Unlocking the Power of Data: Streamlined ETL Solutions for the Digital Anthroposphere
Ali Asghari1, Josh Clough1, Annie Wu1, Tim Leonard1, Jason Kreitner1, Ivan Widjaja1 1Australian Urban Research Infrastructure Network (AURIN), Melbourne, Victoria, Australia
Abstract
The National Collaborative Research Infrastructure Strategy (NCRIS) funds the Australian Urban Research Infrastructure Network (AURIN) to provide national research infrastructure which plays a key role in supporting Australia’s response to the rising challenges of climate change, energy transition, and demographic change. AURIN facilitates this through the Urban Data as a Service (UDaaS) platform which aims to seamlessly empower researchers and Urban Digital Twin (UDT) efforts across Australia with high-value data to inform planning, policy and decision making.
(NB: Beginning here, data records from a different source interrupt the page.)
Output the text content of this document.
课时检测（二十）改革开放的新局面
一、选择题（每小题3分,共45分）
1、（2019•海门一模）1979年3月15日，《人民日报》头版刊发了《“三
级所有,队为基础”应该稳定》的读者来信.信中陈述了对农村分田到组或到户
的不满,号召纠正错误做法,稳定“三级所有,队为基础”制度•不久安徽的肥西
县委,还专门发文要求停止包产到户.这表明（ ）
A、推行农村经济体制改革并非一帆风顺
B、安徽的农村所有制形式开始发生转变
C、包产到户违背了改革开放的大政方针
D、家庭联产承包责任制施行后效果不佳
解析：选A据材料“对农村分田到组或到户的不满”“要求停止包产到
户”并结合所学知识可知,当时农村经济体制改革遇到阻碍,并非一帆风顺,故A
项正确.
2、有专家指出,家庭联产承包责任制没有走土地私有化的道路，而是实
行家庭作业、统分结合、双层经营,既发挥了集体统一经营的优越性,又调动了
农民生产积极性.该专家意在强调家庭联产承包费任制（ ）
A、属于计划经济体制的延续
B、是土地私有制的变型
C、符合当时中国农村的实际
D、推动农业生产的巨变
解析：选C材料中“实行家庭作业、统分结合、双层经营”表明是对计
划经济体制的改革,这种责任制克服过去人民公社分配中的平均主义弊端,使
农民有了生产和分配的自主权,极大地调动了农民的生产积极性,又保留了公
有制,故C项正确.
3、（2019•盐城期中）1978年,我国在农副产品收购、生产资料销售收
The UDaaS platform provides users with data that is curated and standardised to reduce the costs of transactions for the development and management of the UDTs. AURIN utilises and continues to develop an Extract, Transform and Load (ETL) data pipeline focusing on enabling the creation of data products in a reproducible, atomic, automated, and flexible manner. Distributed infrastructure acts as the basis to allow for the flexibility and scalability of the data pipelines; and Directed Acyclic Graphs (DAGs) provide control for actions made to the data. The AURIN ETL pipeline allows ingestion, curation, and delivery of data from any data provider to any data consumer in a robust and streamlined way. It is designed flexible enough to seamlessly incorporate new and emerging data formats, empowering users to harness the full potential of data from various sources in their analyses and applications.
AURIN’s commitment to innovative technologies and streamlined processes makes it a crucial resource for urban research and evidence-based decision-making to tackle critical urban challenges.
Biography
Dr Ali Asghari is a Data Engineer at AURIN, contributing to the development of robust data pipelines and scalable data architectures. Ali holds a PhD in Geomatics Engineering from the University of Melbourne. His research focused on leveraging 3D data for urban land administration, developing novel geometrical methods to validate complex ownership settings in multi-story buildings. He also has extensive expertise in university teaching and has published several papers in the areas of 3D cadastre, 3D spatial data validation, and land-use change modeling.